There is a lot of confusion around about the significance of the statistic “parse calls”. The important thing to remember is that it is simply counting a certain type of call from the OCI library – the amount of work done by a parse call may vary enormously depending upon circumstances, and sometimes the amount of work is so tiny that it’s not worth worrying about.
A “parse call” may:
a) Have to optimise the statement because it failed to find it after searching the library cache
b) Find the statement after searching the library cache, and still have to optimise it for various reasons, e.g. the previous plan has been flushed from memory or the same text applies to different objects depending on who is executing it.
c) Find the statement after searching the library cache and not have to optimise it because the plan is still available and the user has the appropriate privileges.
d) Operate through the session cursor cache or pl/sql cursor cache allowing it to use a short cut to the statement’s location in the library cache without having to search the cache.
When the Oracle increments the counter for “parse calls” you still have to work out whether that call turned into (a), (b), (c) or (d).

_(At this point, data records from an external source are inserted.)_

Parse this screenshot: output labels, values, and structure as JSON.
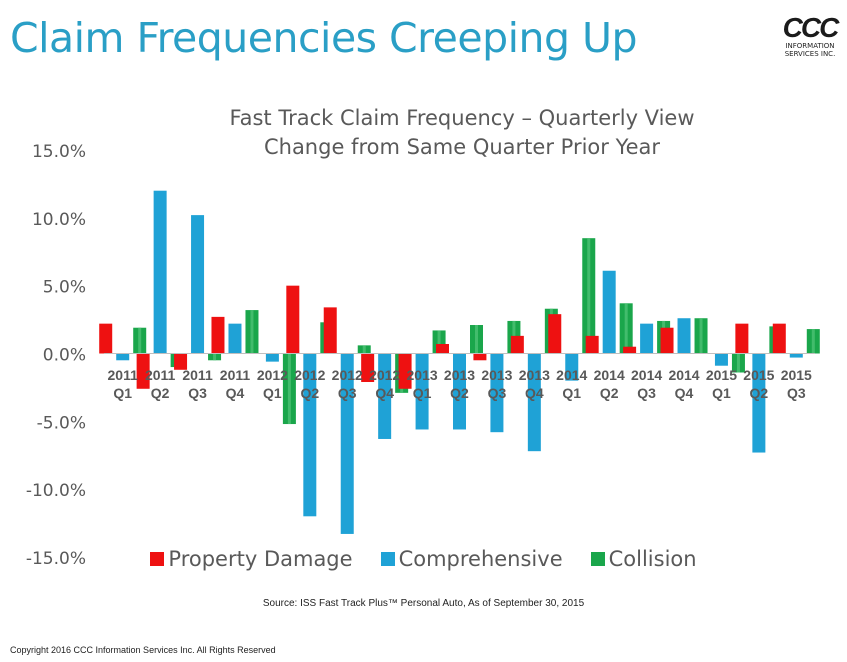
{
  "slide": {
    "title": "Claim Frequencies Creeping Up",
    "logo": {
      "mark": "CCC",
      "line1": "INFORMATION",
      "line2": "SERVICES INC."
    },
    "source": "Source:  ISS Fast Track Plus™ Personal Auto, As of September 30, 2015",
    "copyright": "Copyright 2016 CCC Information Services Inc.  All Rights Reserved"
  },
  "chart_data": {
    "type": "bar",
    "title": "Fast Track Claim Frequency – Quarterly View",
    "subtitle": "Change from Same Quarter Prior Year",
    "xlabel": "",
    "ylabel": "",
    "ylim": [
      -15,
      15
    ],
    "y_ticks": [
      "15.0%",
      "10.0%",
      "5.0%",
      "0.0%",
      "-5.0%",
      "-10.0%",
      "-15.0%"
    ],
    "y_tick_values": [
      15,
      10,
      5,
      0,
      -5,
      -10,
      -15
    ],
    "categories": [
      [
        "2011",
        "Q1"
      ],
      [
        "2011",
        "Q2"
      ],
      [
        "2011",
        "Q3"
      ],
      [
        "2011",
        "Q4"
      ],
      [
        "2012",
        "Q1"
      ],
      [
        "2012",
        "Q2"
      ],
      [
        "2012",
        "Q3"
      ],
      [
        "2012",
        "Q4"
      ],
      [
        "2013",
        "Q1"
      ],
      [
        "2013",
        "Q2"
      ],
      [
        "2013",
        "Q3"
      ],
      [
        "2013",
        "Q4"
      ],
      [
        "2014",
        "Q1"
      ],
      [
        "2014",
        "Q2"
      ],
      [
        "2014",
        "Q3"
      ],
      [
        "2014",
        "Q4"
      ],
      [
        "2015",
        "Q1"
      ],
      [
        "2015",
        "Q2"
      ],
      [
        "2015",
        "Q3"
      ]
    ],
    "series": [
      {
        "name": "Property Damage",
        "color": "#ee1111",
        "values": [
          2.2,
          -2.6,
          -1.2,
          2.7,
          0.0,
          5.0,
          3.4,
          -2.1,
          -2.6,
          0.7,
          -0.5,
          1.3,
          2.9,
          1.3,
          0.5,
          1.9,
          0.0,
          2.2,
          2.2
        ]
      },
      {
        "name": "Comprehensive",
        "color": "#1fa2d6",
        "values": [
          -0.5,
          12.0,
          10.2,
          2.2,
          -0.6,
          -12.0,
          -13.3,
          -6.3,
          -5.6,
          -5.6,
          -5.8,
          -7.2,
          -2.0,
          6.1,
          2.2,
          2.6,
          -0.9,
          -7.3,
          -0.3
        ]
      },
      {
        "name": "Collision",
        "color": "#1aa64b",
        "values": [
          1.9,
          -1.0,
          -0.5,
          3.2,
          -5.2,
          2.3,
          0.6,
          -2.9,
          1.7,
          2.1,
          2.4,
          3.3,
          8.5,
          3.7,
          2.4,
          2.6,
          -1.4,
          2.0,
          1.8
        ]
      }
    ],
    "legend_position": "bottom",
    "grid": false
  }
}
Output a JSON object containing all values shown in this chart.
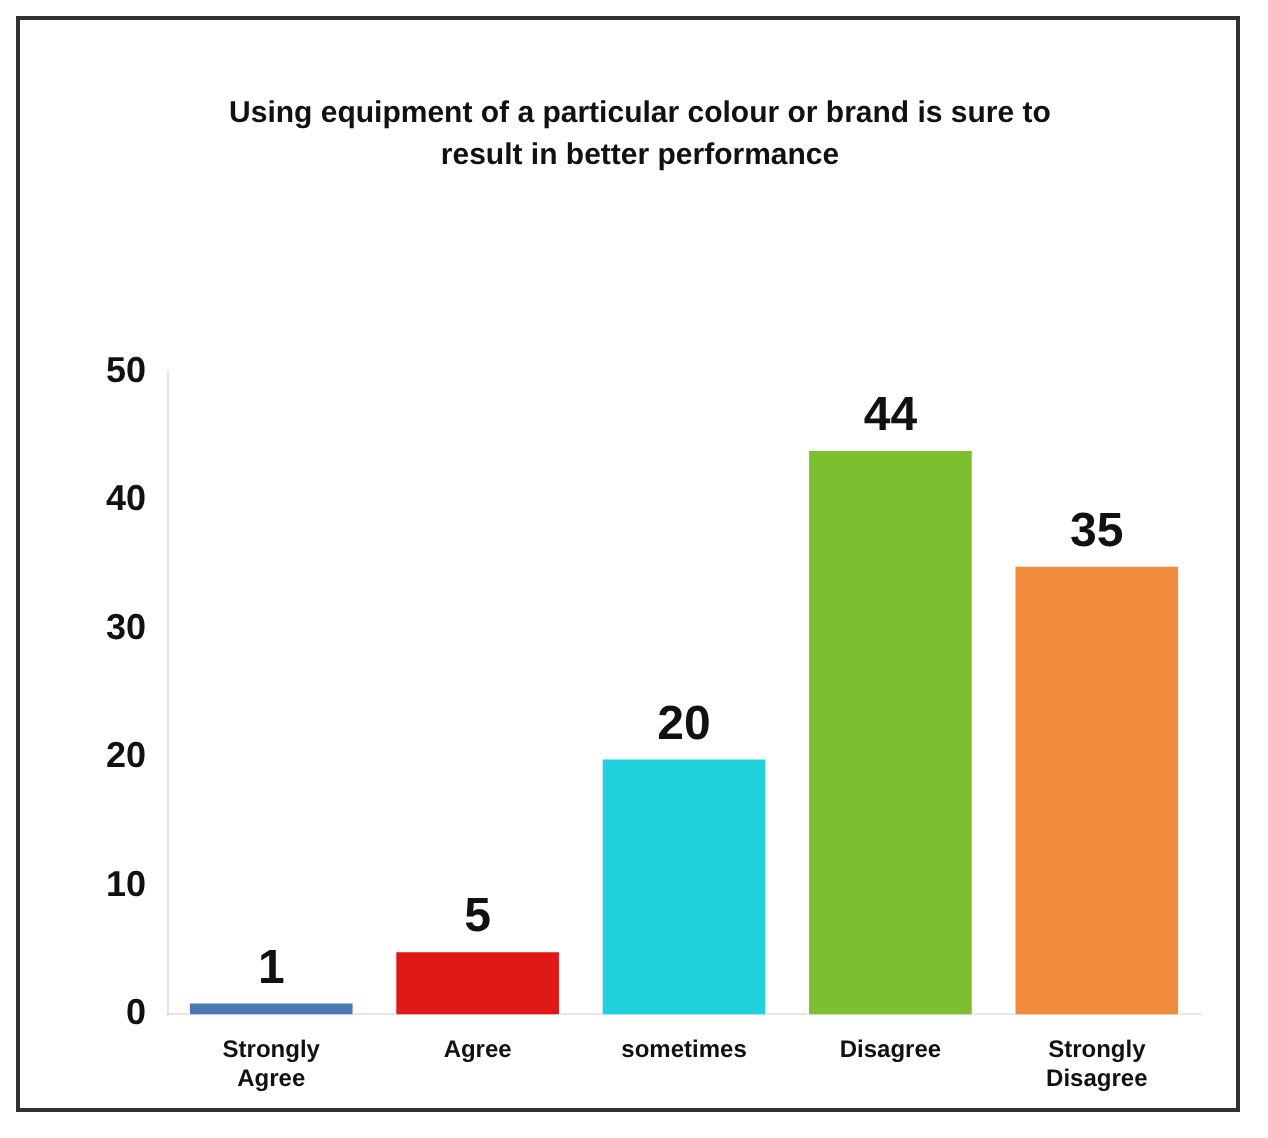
{
  "chart_data": {
    "type": "bar",
    "title": "Using equipment of a particular colour or brand is sure to result in better performance",
    "categories": [
      "Strongly Agree",
      "Agree",
      "sometimes",
      "Disagree",
      "Strongly Disagree"
    ],
    "values": [
      1,
      5,
      20,
      44,
      35
    ],
    "colors": [
      "#4a78b4",
      "#e01818",
      "#20d0dc",
      "#7cc030",
      "#f08c3c"
    ],
    "ylim": [
      0,
      50
    ],
    "yticks": [
      0,
      10,
      20,
      30,
      40,
      50
    ],
    "grid": false,
    "legend": false,
    "data_labels": true
  }
}
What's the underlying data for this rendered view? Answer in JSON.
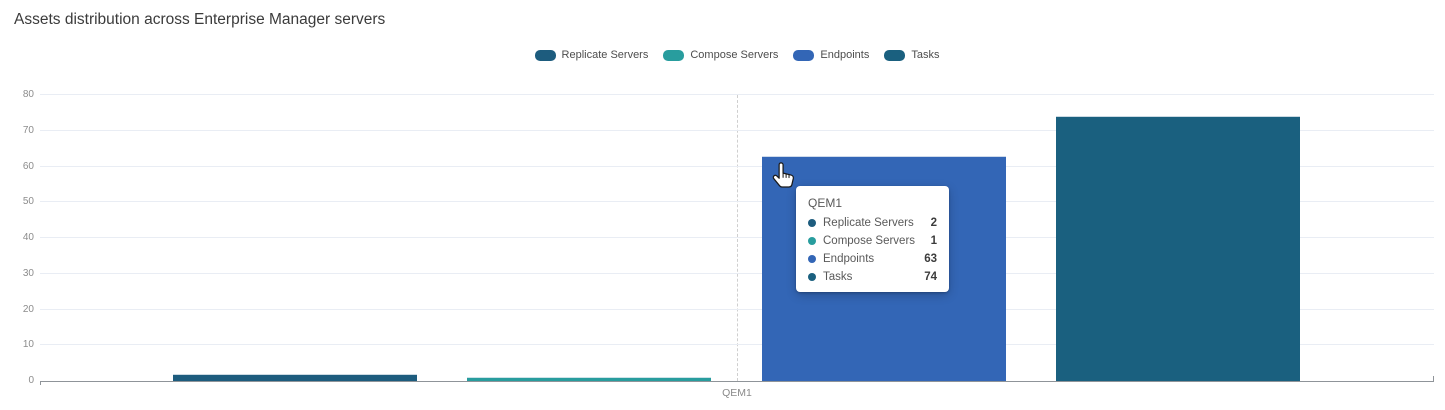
{
  "page": {
    "title": "Assets distribution across Enterprise Manager servers"
  },
  "chart_data": {
    "type": "bar",
    "title": "Assets distribution across Enterprise Manager servers",
    "categories": [
      "QEM1"
    ],
    "series": [
      {
        "name": "Replicate Servers",
        "color": "#1d5c7e",
        "values": [
          2
        ]
      },
      {
        "name": "Compose Servers",
        "color": "#289d9e",
        "values": [
          1
        ]
      },
      {
        "name": "Endpoints",
        "color": "#3366b6",
        "values": [
          63
        ]
      },
      {
        "name": "Tasks",
        "color": "#1a607f",
        "values": [
          74
        ]
      }
    ],
    "xlabel": "",
    "ylabel": "",
    "ylim": [
      0,
      80
    ],
    "yticks": [
      0,
      10,
      20,
      30,
      40,
      50,
      60,
      70,
      80
    ],
    "grid": "horizontal",
    "legend_position": "top-center",
    "gridline_color": "#e9edf4",
    "axis_color": "#8f9499",
    "tick_label_color": "#8c8c8c"
  },
  "legend": {
    "items": [
      {
        "label": "Replicate Servers",
        "color": "#1d5c7e"
      },
      {
        "label": "Compose Servers",
        "color": "#289d9e"
      },
      {
        "label": "Endpoints",
        "color": "#3366b6"
      },
      {
        "label": "Tasks",
        "color": "#1a607f"
      }
    ]
  },
  "x_axis": {
    "category_label": "QEM1"
  },
  "tooltip": {
    "header": "QEM1",
    "rows": [
      {
        "label": "Replicate Servers",
        "value": "2",
        "color": "#1d5c7e"
      },
      {
        "label": "Compose Servers",
        "value": "1",
        "color": "#289d9e"
      },
      {
        "label": "Endpoints",
        "value": "63",
        "color": "#3366b6"
      },
      {
        "label": "Tasks",
        "value": "74",
        "color": "#1a607f"
      }
    ]
  },
  "cursor": {
    "icon": "hand-pointer"
  }
}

Just to confuse the issue, Oracle may also record a “parse count (hard)” without recording a “parse call”.
Update Jan 2011
Randolf Geist has been looking at adaptive cursor sharing, and has noted that the parse call – including parse calls that go through the session cursor cache – seems to be the point in the code where adaptive cursor sharing can take place: in other words, it’s not an event that gets triggered or flagged by executions.